Passados alguns dias, depois de considerar, cautelosamente, os prós e os contras do passeio, o Presidente do Banco Central rendeu-se à curiosidade e entrou no Isetta. Não quis voltar tanto no tempo quanto os outros - talvez tenha achado que os detalhes minuciosos e a narrativa eletrizante dos demais já bastassem para que tivesse uma ideia clara do que falavam, sem ter de se arriscar por essas épocas em que o descontrole inflacionário decerto não lhe escaparia. Preferiu reviver o drama de 2008. Não que tivesse se esquecido dos detalhes de um dos episódios financeiros mais marcantes da história recente. Mas sim porque, com o distanciamento de quem observa o ocorrido com o olhar de quem já conhece o desenlace final, poderia ter novos insights sobre os rumos ainda tão incertos da economia mundial. A experiência, entretanto, foi traumatizante. Em contraste com o entusiasmo da Presidente e de seus companheiros de Isetta na volta do passeio, o Presidente do Banco Central retornou assustado. Mais assustado ficou quando viu o esfacelamento político nos EUA em meio à discussão sobre a elevação do teto da dívida, e os bruscos movimentos de reprecificação de risco nos mercados, derivados tanto da constatação de que fragilidade econômica com perda de governança não é uma boa equação, quanto da reavaliação dos cenários de crescimento para 2011 e 2012. Para complicar, observou que os alarmes vermelhos nos mercados de títulos soberanos da Itália e da Espanha continuavam a soar.
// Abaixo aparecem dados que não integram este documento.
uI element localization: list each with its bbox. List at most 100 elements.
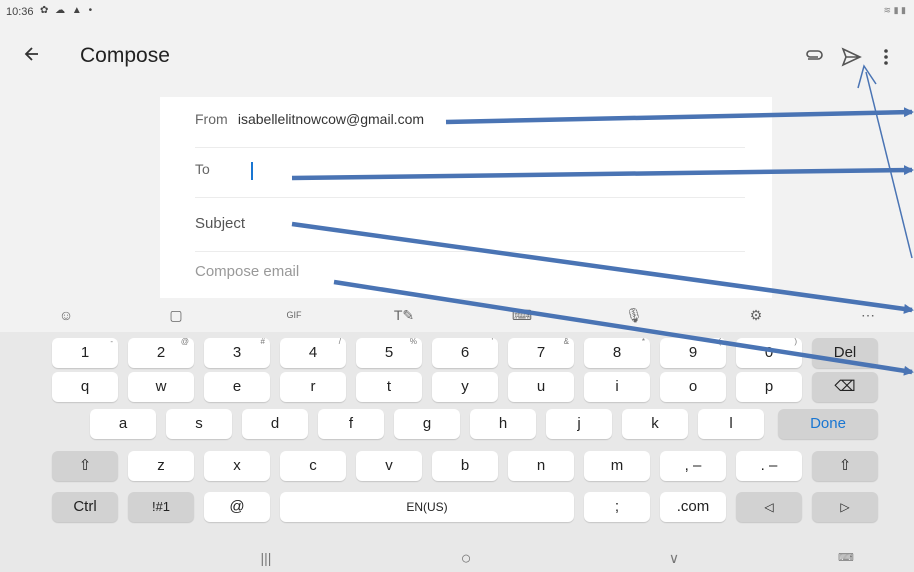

Ainda com o coração sobressaltado e com o nó na garganta provocados pelo recente tour por 2008, Alexandre Tombini sentiu-se compelido à declarar que a autoridade monetária brasileira agiria com prontidão e precisão para extirpar os riscos do sistema financeiro brasileiro antes que esses pudessem provocar qualquer estrago. Isso gerou certa confusão. Sobretudo depois que alguns bancos centrais - o suíço, o japonês e o turco - reduziram os juros para atenuar os efeitos da desorganização dos mercados provocada pela crise na Europa. Alguns, compreensivelmente, logo começaram a especular se o Banco Central não estaria cogitando medidas semelhantes, ou pelo menos outras formas de relaxamento monetário. Ficaram apreensivos. A inflação ainda está muito alta, pensaram, e o cenário para o ano que vem é, no mínimo, nebuloso.

Acalmem-se. O motivo da mais recente decisão de Tombini foi o passeio no Isetta, na toada da meia noite, em Brasília. No mínimo, uma boa fantasia.